I'm working on a C project that has seen many different authors and many different documentation styles.
I'm a big fan of doxygen and other documentation generations tools, and I would like to migrate this project to use one of these systems.
Is anybody aware of a tool that can scan source code comments for keywords like "Description", "Author", "File Name" and other sorts of context to intelligently convert comments to a standard format? If not I suppose I could write a crazy script, or convert manually.
Thanks
The only one I can think of when I read the O'Reilly's book on Lex + Yacc, was that there was code to output the comments on the command line, there was a section in chapter 2 that shows how to parse the code for comments including the //
and /*..*/
...There's a link on the page for examples, download the file progs.zip, the file you're looking for is ch2-09.l
which needs to be built, it can be easily modified to output the comments. Then that can be used in a script to filter out 'Name', 'Description' etc...

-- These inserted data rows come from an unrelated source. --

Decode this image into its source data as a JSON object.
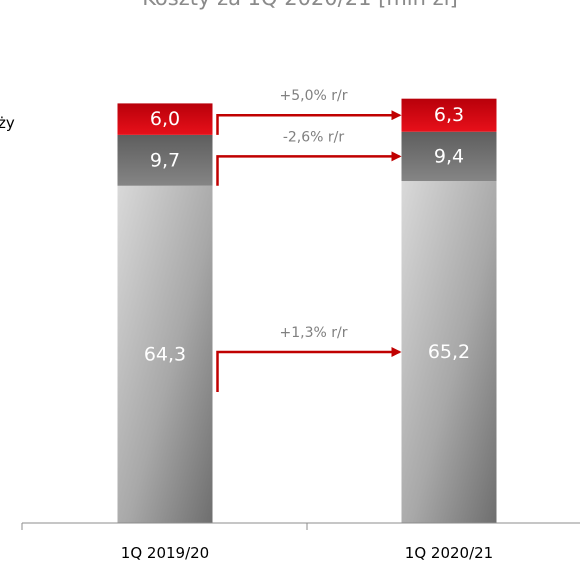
{
  "chart_data": {
    "type": "bar",
    "stacked": true,
    "title": "Koszty za 1Q 2020/21 [mln zł]",
    "legend_fragment": "ży",
    "categories": [
      "1Q 2019/20",
      "1Q 2020/21"
    ],
    "series": [
      {
        "values": [
          64.3,
          65.2
        ],
        "labels": [
          "64,3",
          "65,2"
        ],
        "color": "#9a9a9a"
      },
      {
        "values": [
          9.7,
          9.4
        ],
        "labels": [
          "9,7",
          "9,4"
        ],
        "color": "#6f6f6f"
      },
      {
        "values": [
          6.0,
          6.3
        ],
        "labels": [
          "6,0",
          "6,3"
        ],
        "color": "#d0000f"
      }
    ],
    "annotations": [
      {
        "text": "+5,0% r/r",
        "series_index": 2
      },
      {
        "text": "-2,6% r/r",
        "series_index": 1
      },
      {
        "text": "+1,3% r/r",
        "series_index": 0
      }
    ],
    "arrow_color": "#c00000",
    "ylim": [
      0,
      82
    ]
  }
}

I can post the instructions here on how to do this if you are interested?
Edit: I think I have found what you are looking for, a prebuilt comment documentation extractor here.
I think as tommieb75 suggests, a proper parser is the way to handle this.
I'd suggest looking at ANTLR, since it supports re-writing the token buffer in-place, which I think would minimise what you have to do to preserve whitespace etc - see chapter 9.7 of The Definitive ANTLR reference.